Shard.genKey(Shard.keyTypes["users"],function (key) {
	do_something(key);
});		

If you don't explicitly declare a key type Shardjs assumes that you use a default $DEF type, that has the numberic value 3843 (the bigger available).

The command

Shard.getClient(key)

returns a redis client that supports all the Redis commands supported by node-redis by Matt Ramney.

So you can apply any redis command. For example, to save the key with a value:

Shard.getClient(key).hset(key,'value');

// and to get a hashed key:

Shard.getClient(key).hget(key,callback);

To know where a key is:

Shard.whereIs(key);

To know on what virtual shard a key is (from 0.2.3 -- useful in tests):

Shard.whereIs(key,true);	

To get the decimal string of a key:

Shard.toDecimalString(key);

To create a fixed key (for example the special keys in the shard-config file):

Shard.fixedKey(timestamp,variant,keytype,suffix);

To change the key type, for example to associate a token to a user:

Shard.changeKeyType(user_key,Shard.keyTypes.token);

or

Shard.changeKeyType(user_key,'token');

Be careful, this requires that you have set a special key token in your shard-config file.

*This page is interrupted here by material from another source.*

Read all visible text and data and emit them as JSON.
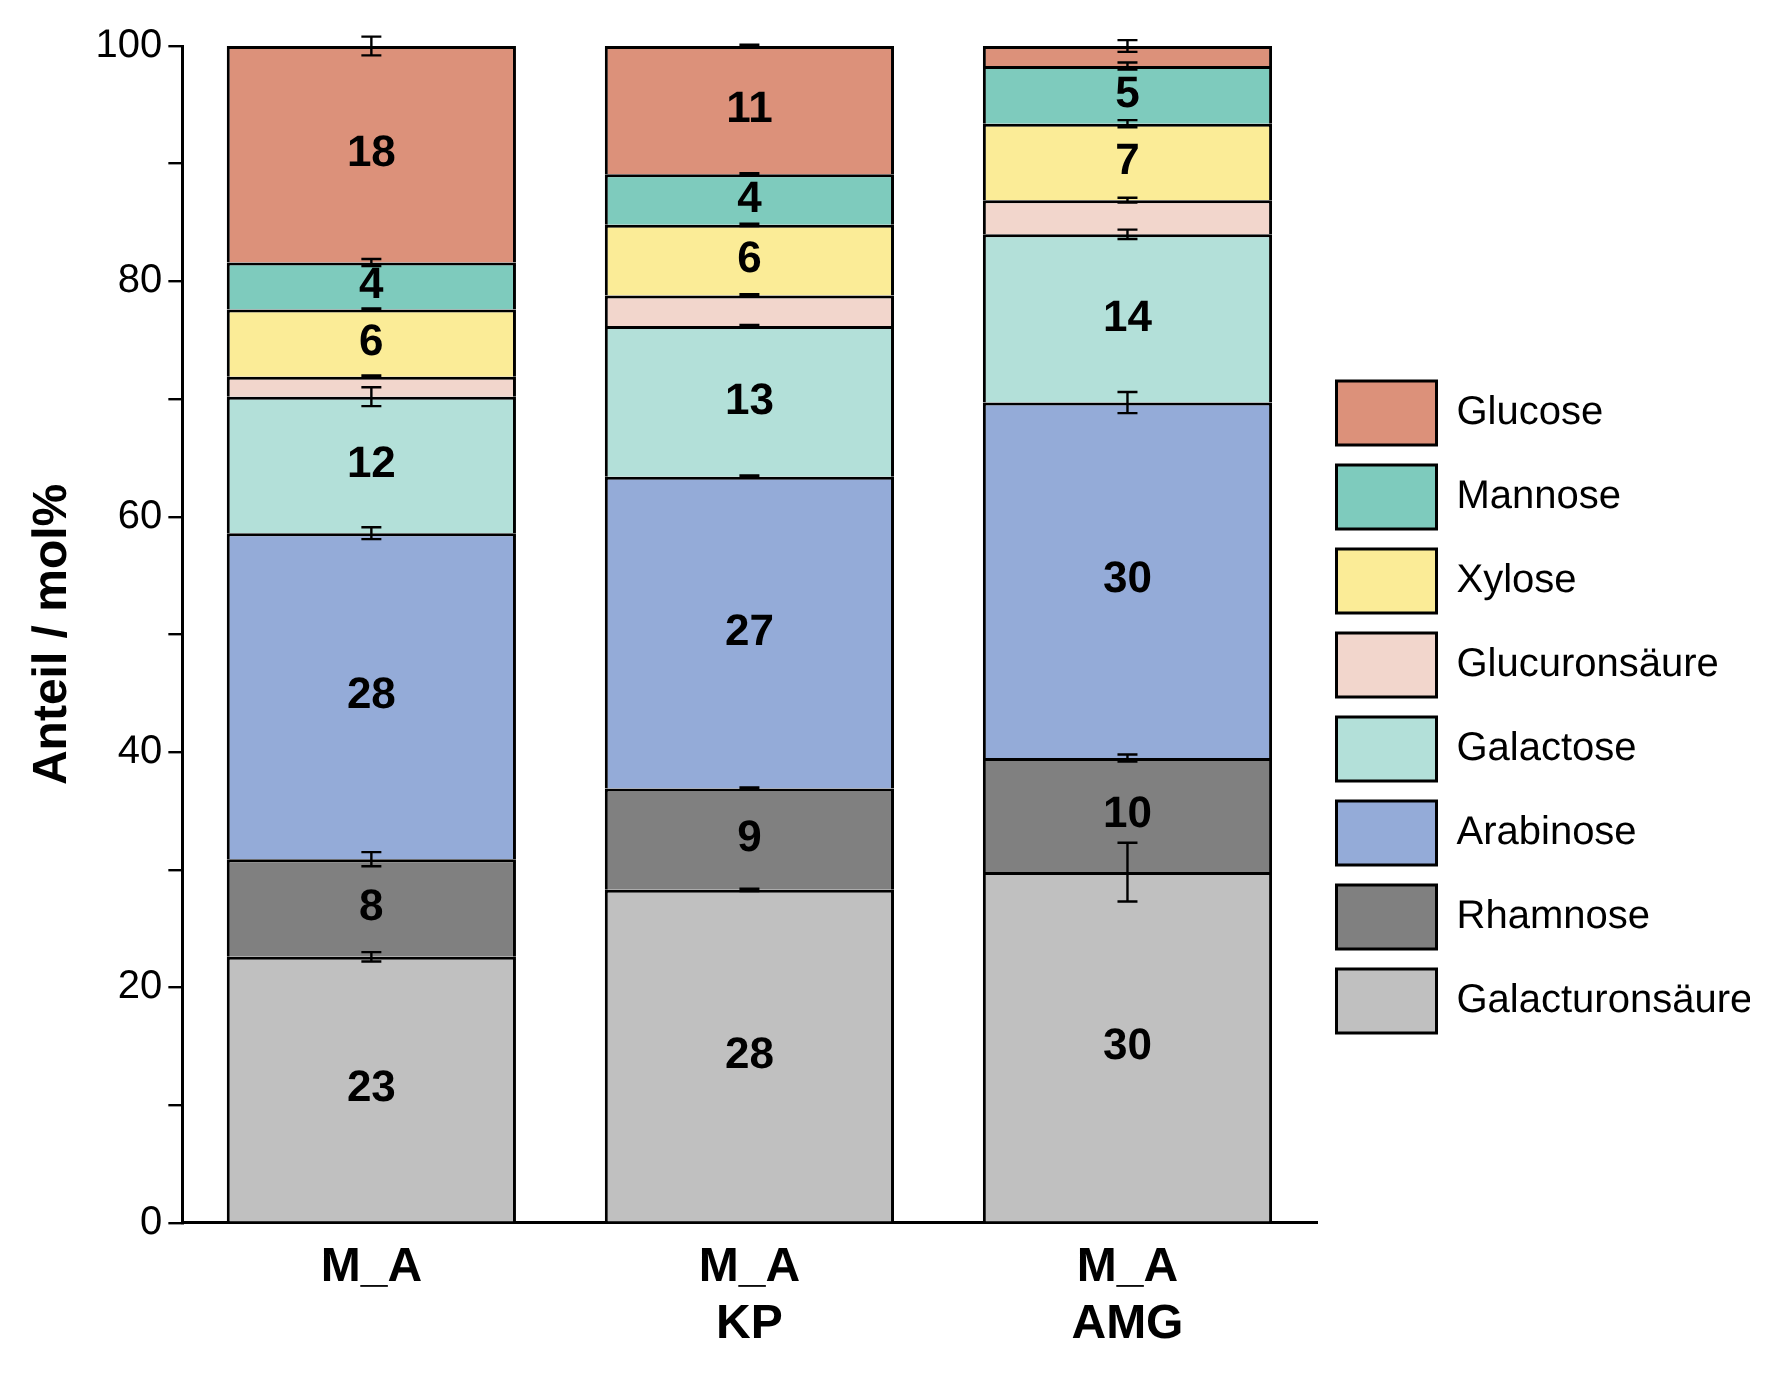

Redis works in memory and it's good to reduce the memory consuption. If in your hashes you have long subkeys, this can cause that you need more shards than expected. To help you to do this, you can use a dictionary to handle abbreviations. This means that, for example, if you instead of running

Shard.hset(key,{name:"John",city:"London"})

you run

Shard.hset(key, Shard.minify({name:"John",city:"London"}))

you will save in the database an hash like this

n: John
c: London

If you have million users, it's simple to understand how much memory you can save.

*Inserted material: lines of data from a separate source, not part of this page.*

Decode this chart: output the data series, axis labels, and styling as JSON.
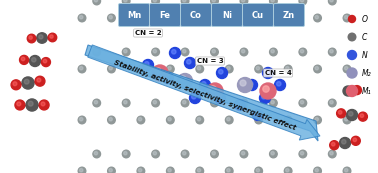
{
  "arrow_text": "Stability, activity, selectivity, synergistic effect",
  "cn_labels": [
    "CN = 2",
    "CN = 3",
    "CN = 4"
  ],
  "element_labels": [
    "Mn",
    "Fe",
    "Co",
    "Ni",
    "Cu",
    "Zn"
  ],
  "legend_labels": [
    "M₁",
    "M₂",
    "N",
    "C",
    "O"
  ],
  "legend_colors": [
    "#e06070",
    "#9090bb",
    "#3355dd",
    "#707070",
    "#cc2020"
  ],
  "bg_color": "#ffffff",
  "graphene_bond_color": "#909898",
  "graphene_atom_color": "#909898",
  "nitrogen_color": "#2244dd",
  "metal1_color": "#dd6677",
  "metal2_color": "#9999bb",
  "carbon_color": "#555555",
  "oxygen_color": "#cc2020",
  "arrow_fill": "#6ab0e0",
  "arrow_edge": "#3380c0",
  "element_box_color": "#5080b0",
  "element_text_color": "#ffffff",
  "cn_text_color": "#111111"
}
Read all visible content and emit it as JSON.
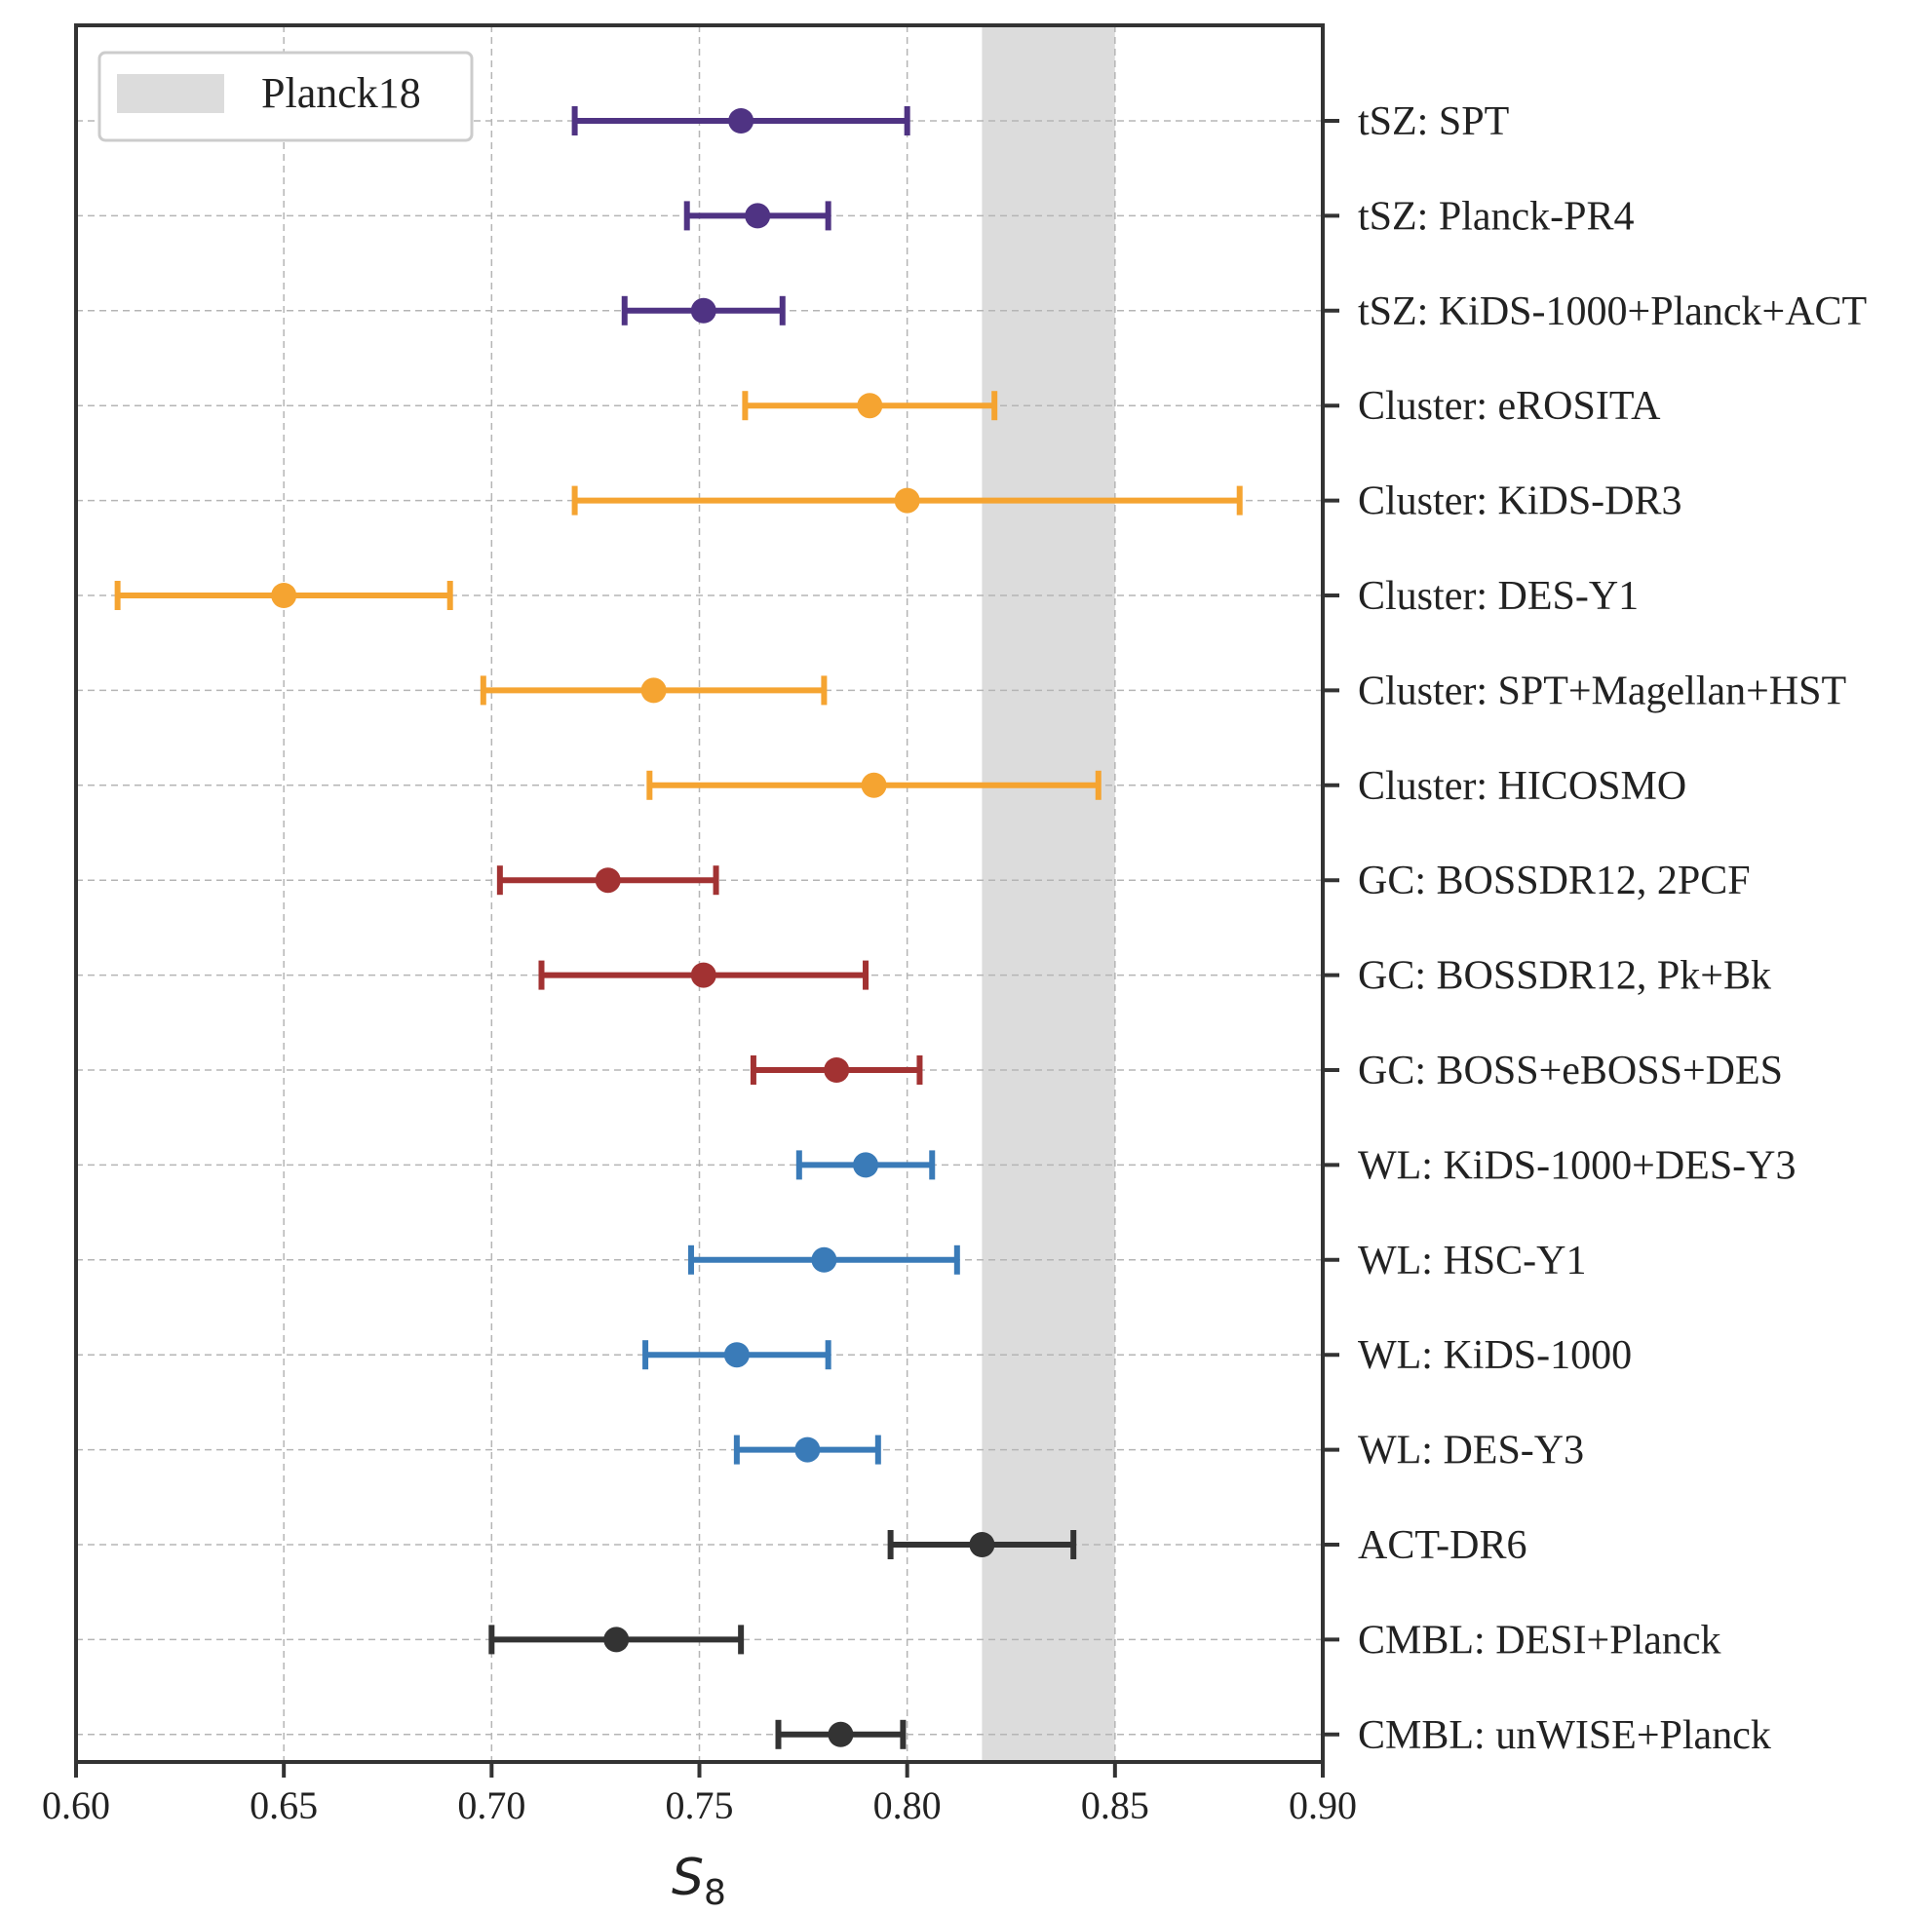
{
  "chart_data": {
    "type": "errorbar",
    "title": "",
    "xlabel": "S",
    "xlabel_subscript": "8",
    "ylabel": "",
    "xlim": [
      0.6,
      0.9
    ],
    "xticks": [
      "0.60",
      "0.65",
      "0.70",
      "0.75",
      "0.80",
      "0.85",
      "0.90"
    ],
    "grid": true,
    "legend": {
      "position": "top-left",
      "entries": [
        {
          "label": "Planck18",
          "color": "#dcdcdc"
        }
      ]
    },
    "reference_band": {
      "name": "Planck18",
      "xmin": 0.818,
      "xmax": 0.85,
      "color": "#dcdcdc"
    },
    "colors": {
      "tSZ": "#4f3383",
      "Cluster": "#f5a431",
      "GC": "#a23232",
      "WL": "#3a7bb8",
      "CMB": "#333333"
    },
    "points": [
      {
        "label": "tSZ: SPT",
        "value": 0.76,
        "low": 0.72,
        "high": 0.8,
        "group": "tSZ"
      },
      {
        "label": "tSZ: Planck-PR4",
        "value": 0.764,
        "low": 0.747,
        "high": 0.781,
        "group": "tSZ"
      },
      {
        "label": "tSZ: KiDS-1000+Planck+ACT",
        "value": 0.751,
        "low": 0.732,
        "high": 0.77,
        "group": "tSZ"
      },
      {
        "label": "Cluster: eROSITA",
        "value": 0.791,
        "low": 0.761,
        "high": 0.821,
        "group": "Cluster"
      },
      {
        "label": "Cluster: KiDS-DR3",
        "value": 0.8,
        "low": 0.72,
        "high": 0.88,
        "group": "Cluster"
      },
      {
        "label": "Cluster: DES-Y1",
        "value": 0.65,
        "low": 0.61,
        "high": 0.69,
        "group": "Cluster"
      },
      {
        "label": "Cluster: SPT+Magellan+HST",
        "value": 0.739,
        "low": 0.698,
        "high": 0.78,
        "group": "Cluster"
      },
      {
        "label": "Cluster: HICOSMO",
        "value": 0.792,
        "low": 0.738,
        "high": 0.846,
        "group": "Cluster"
      },
      {
        "label": "GC: BOSSDR12, 2PCF",
        "value": 0.728,
        "low": 0.702,
        "high": 0.754,
        "group": "GC"
      },
      {
        "label": "GC: BOSSDR12, Pk+Bk",
        "value": 0.751,
        "low": 0.712,
        "high": 0.79,
        "group": "GC"
      },
      {
        "label": "GC: BOSS+eBOSS+DES",
        "value": 0.783,
        "low": 0.763,
        "high": 0.803,
        "group": "GC"
      },
      {
        "label": "WL: KiDS-1000+DES-Y3",
        "value": 0.79,
        "low": 0.774,
        "high": 0.806,
        "group": "WL"
      },
      {
        "label": "WL: HSC-Y1",
        "value": 0.78,
        "low": 0.748,
        "high": 0.812,
        "group": "WL"
      },
      {
        "label": "WL: KiDS-1000",
        "value": 0.759,
        "low": 0.737,
        "high": 0.781,
        "group": "WL"
      },
      {
        "label": "WL: DES-Y3",
        "value": 0.776,
        "low": 0.759,
        "high": 0.793,
        "group": "WL"
      },
      {
        "label": "ACT-DR6",
        "value": 0.818,
        "low": 0.796,
        "high": 0.84,
        "group": "CMB"
      },
      {
        "label": "CMBL: DESI+Planck",
        "value": 0.73,
        "low": 0.7,
        "high": 0.76,
        "group": "CMB"
      },
      {
        "label": "CMBL: unWISE+Planck",
        "value": 0.784,
        "low": 0.769,
        "high": 0.799,
        "group": "CMB"
      }
    ]
  }
}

The only problem could be with performance. In that case, you can put the minified subkeys in line.

The .maxify method is good to understand what a result is.

Other useful method are .getType and .getTime to have info about the key.

All the dependencies

Shardjs depends on:

Credits

Shardjs is (c) Francesco Sullo [email protected]

License

(The MIT License)

Copyright (c) 2012 Francesco Sullo [email protected]

Permission is hereby granted, free of charge, to any person obtaining a copy of this software and associated documentation files (the 'Software'), to deal in the Software without restriction, including without limitation the rights to use, copy, modify, merge, publish, distribute, sublicense, and/or sell copies of the Software, and to permit persons to whom the Software is furnished to do so, subject to the following conditions:

The above copyright notice and this permission notice shall be included in all copies or substantial portions of the Software.

THE SOFTWARE IS PROVIDED 'AS IS', WITHOUT WARRANTY OF ANY KIND, EXPRESS OR IMPLIED, INCLUDING BUT NOT LIMITED TO THE WARRANTIES OF MERCHANTABILITY, FITNESS FOR A PARTICULAR PURPOSE AND NONINFRINGEMENT. IN NO EVENT SHALL THE AUTHORS OR COPYRIGHT HOLDERS BE LIABLE FOR ANY CLAIM, DAMAGES OR OTHER LIABILITY, WHETHER IN AN ACTION OF CONTRACT, TORT OR OTHERWISE, ARISING FROM, OUT OF OR IN CONNECTION WITH THE SOFTWARE OR THE USE OR OTHER DEALINGS IN THE SOFTWARE.